11. Restoration / Exit Conditions

To exit:

  • reduce the E⁻ / E⁺ imbalance
  • build positive feedback pathways
  • distinguish correction from repair
  • reward early warning and truthful disclosure
  • protect good-faith error surfacing
  • create proportional responses
  • restore trust
  • make support visible
  • measure coherence contribution, not only violation
  • ensure visibility can lead to help, not only penalty
  • pair monitoring with restoration
  • prevent mistakes from becoming identity labels

Key test:

Can actors safely reveal small problems before they become large ones?

If not, the regime remains negative-only.

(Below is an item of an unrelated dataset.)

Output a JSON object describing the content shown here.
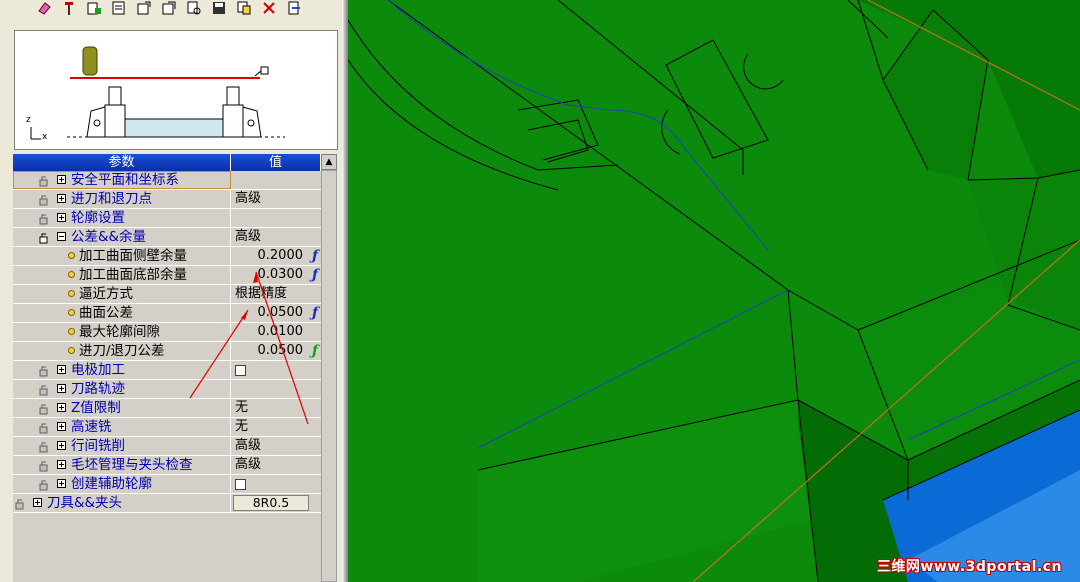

12. Null-Admissibility Conditions

Negative-Only Feedback becomes null-admissible when:

  • feedback becomes coercive suppression
  • actors cannot appeal or correct classifications
  • punishment replaces repair
  • mistakes are used to justify identity compression
  • visibility reliably produces harm
  • support pathways are intentionally absent
  • negative feedback is used to preserve power rather than restore coherence
  • the system creates the adversarial behavior it then punishes

13. Examples

Abstract Example

A system only notices people when they fail, so people learn to hide their failures instead of repairing them.

Institutional Example

A workplace or school tracks violations heavily but rarely recognizes contribution, improvement, early warning, repair, or good-faith risk disclosure.

AI / Technical Example

An AI platform only responds to user behavior through warnings, blocks, restrictions, or account penalties, while offering weak appeal, explanation, support, correction, or restorative pathways.


14. Non-Redundancy Note

Negative-Only Feedback differs from Over-Surveillance because over-surveillance concerns excessive sensing, while negative-only feedback concerns the direction and meaning of response.

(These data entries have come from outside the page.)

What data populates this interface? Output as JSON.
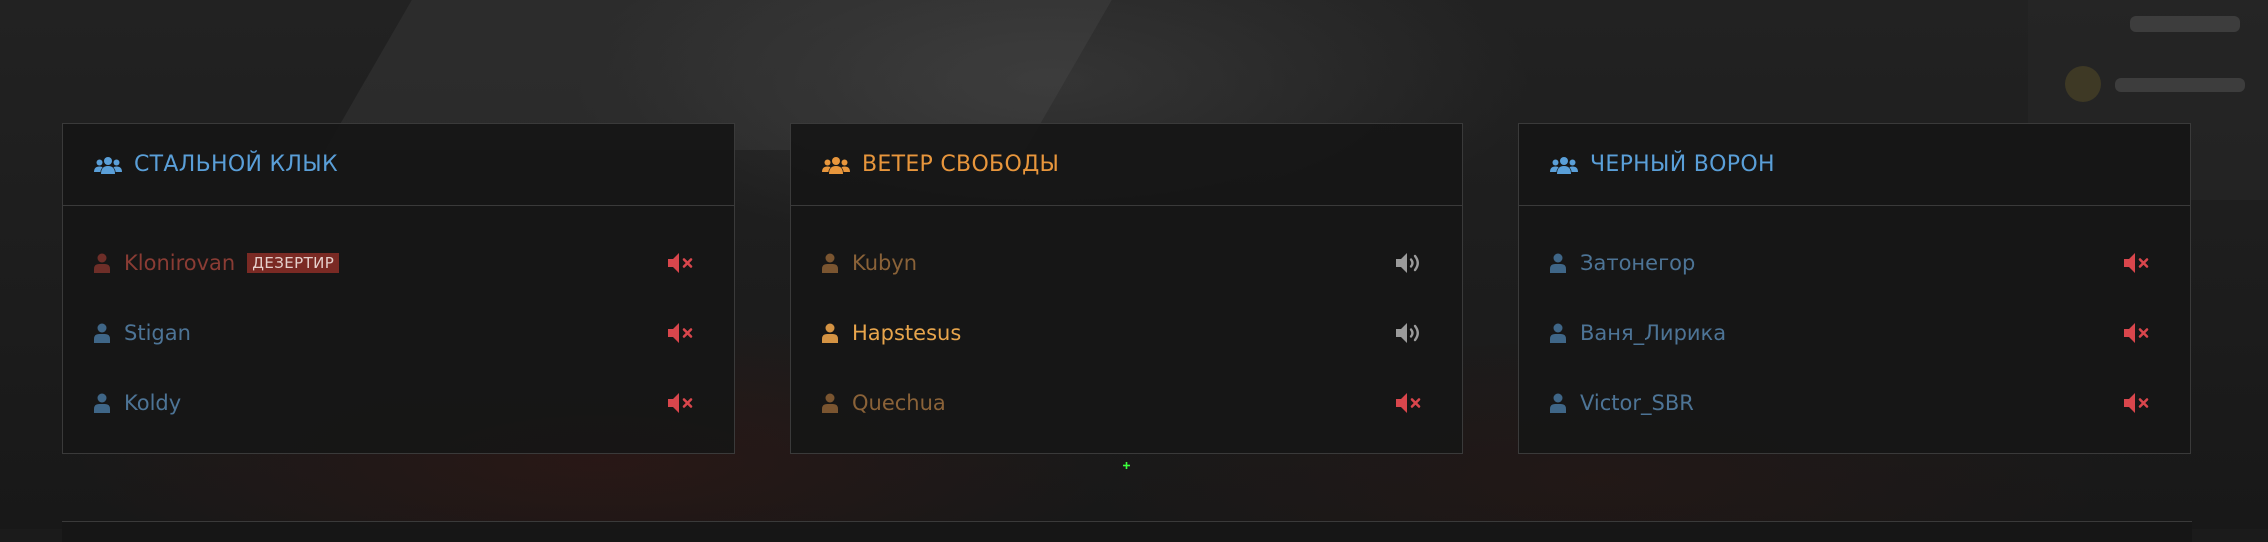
{
  "colors": {
    "blue_team": "#5a9fd8",
    "orange_team": "#e8963c",
    "deserter_name": "#8a3c34",
    "blue_player": "#4d7496",
    "orange_player_dim": "#8a6238",
    "orange_player_active": "#e8a54c",
    "muted_icon": "#d9464c",
    "speaker_icon": "#9b9b9b",
    "crosshair": "#3cff3c"
  },
  "teams": [
    {
      "name": "СТАЛЬНОЙ КЛЫК",
      "icon": "users-icon",
      "players": [
        {
          "name": "Klonirovan",
          "badge": "ДЕЗЕРТИР",
          "audio": "muted-icon"
        },
        {
          "name": "Stigan",
          "audio": "muted-icon"
        },
        {
          "name": "Koldy",
          "audio": "muted-icon"
        }
      ]
    },
    {
      "name": "ВЕТЕР СВОБОДЫ",
      "icon": "users-icon",
      "players": [
        {
          "name": "Kubyn",
          "audio": "speaker-icon"
        },
        {
          "name": "Hapstesus",
          "audio": "speaker-icon"
        },
        {
          "name": "Quechua",
          "audio": "muted-icon"
        }
      ]
    },
    {
      "name": "ЧЕРНЫЙ ВОРОН",
      "icon": "users-icon",
      "players": [
        {
          "name": "Затонегор",
          "audio": "muted-icon"
        },
        {
          "name": "Ваня_Лирика",
          "audio": "muted-icon"
        },
        {
          "name": "Victor_SBR",
          "audio": "muted-icon"
        }
      ]
    }
  ]
}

It differs from Surveillance Inversion because surveillance inversion describes actors learning the control system; negative-only feedback explains why actors become defensive or adversarial.

It differs from Coercion Stabilization because negative-only feedback can be a precursor to hard coercion but is not always coercive at the outset.


15. Compact Registry Summary

Negative-Only Feedback occurs when a system senses primarily to punish, restrict, or suppress. Its signature is E⁻ ≫ E⁺, trust decline, hidden debt growth, resistance, and adversarial adaptation.